Answer: not much. It’s a business city, the seat of Government. The old buildings in Kota along Jalan Lada (‘Pepper Street’) might be interesting for a Dutch student of history but getting there through Jakarta traffic will kill the spirit.
So where to take them? Answer: only two places are truly worth the effort for visitors.
First is Sunda Kelapa. The sight of scores of classically-designed wooden ships awaiting departure for the Celebes is a photographer’s delight, and rich in history. Anyone who appreciates the romance of the seas and boating sport will be thrilled with the sights. If you are lucky you might even strike up a conversation with a sailor headed out over the Java Sea.This is where the Hindu kingdoms traded with Dutch marine adventurers some five hundred years ago.

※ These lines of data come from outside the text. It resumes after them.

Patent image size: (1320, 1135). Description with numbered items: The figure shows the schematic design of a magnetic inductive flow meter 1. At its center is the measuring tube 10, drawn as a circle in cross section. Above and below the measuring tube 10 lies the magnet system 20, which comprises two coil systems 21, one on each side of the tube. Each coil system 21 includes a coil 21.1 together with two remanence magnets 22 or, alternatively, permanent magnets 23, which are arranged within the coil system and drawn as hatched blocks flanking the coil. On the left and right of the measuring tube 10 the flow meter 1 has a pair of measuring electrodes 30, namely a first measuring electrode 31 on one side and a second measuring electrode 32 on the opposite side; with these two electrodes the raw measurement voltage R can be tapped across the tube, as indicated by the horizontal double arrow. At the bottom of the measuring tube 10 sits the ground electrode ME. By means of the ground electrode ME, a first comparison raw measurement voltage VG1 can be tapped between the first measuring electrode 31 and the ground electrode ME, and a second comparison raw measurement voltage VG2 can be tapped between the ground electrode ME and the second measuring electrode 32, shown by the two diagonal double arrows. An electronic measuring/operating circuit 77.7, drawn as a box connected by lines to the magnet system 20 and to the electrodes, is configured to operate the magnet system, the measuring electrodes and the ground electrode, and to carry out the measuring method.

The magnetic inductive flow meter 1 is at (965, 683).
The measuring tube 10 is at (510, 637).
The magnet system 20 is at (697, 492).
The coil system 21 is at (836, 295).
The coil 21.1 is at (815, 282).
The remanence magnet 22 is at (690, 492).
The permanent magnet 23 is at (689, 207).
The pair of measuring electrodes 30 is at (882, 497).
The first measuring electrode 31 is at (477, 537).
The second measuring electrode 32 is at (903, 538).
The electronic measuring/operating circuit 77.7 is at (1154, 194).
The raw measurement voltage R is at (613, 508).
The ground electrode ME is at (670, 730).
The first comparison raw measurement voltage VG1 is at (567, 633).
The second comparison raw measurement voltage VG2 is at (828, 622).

The other – and even Indonesians do not really appreciate it – is Ragunan Zoo, the finest animal park in Asia. (That’s not saying much as the zoos in Bangkok, Tokyo and Manila are pretty horrible, and Singapore is just too pretty and expensive).
Now why should I go to the trouble of extolling the beauties of Ragunan when Wikipedia does it so much better: ‘Ragunan Zoo is a 140-hectare (350-acre) zoo located in Pasar Minggu, South Jakarta, Indonesia. It is home to over 270 species of animals, 171 species of flora, and employs over 450 people. Many of the animals are endangered and threatened from all parts of Indonesia and the rest of the world. There are a total of 3,122 animal specimens including birds. Laid out in a lush tropical setting, such indigenous animals as the Komodo dragon, orangutan, tapir, anoa, sumatran tiger, banteng wild ox and various brightly colored birds are given ample room. The zoo is located in South Jakarta and is easily accessible through the Jakarta Outer Ring Road and TransJakarta Corridor 6 bus (grey color).’
It’s great to walk through as a forest of tall trees shelters you from the beaming sun. Lots of small warung have nice snacks or full meals and are friendly and chatty as well. Jakartans take Ragunan for granted, and think it’s low class; visitors from abroad are delighted with it.
ADVISORY: Just do not attempt a visit on a Sunday or national / religious holiday. Ragunan is one of the few cheap places for Indonesians to take their families and it is jam-packed with a tsunami of thousands of locals. Go on a weekday and it’s pleasant and quiet.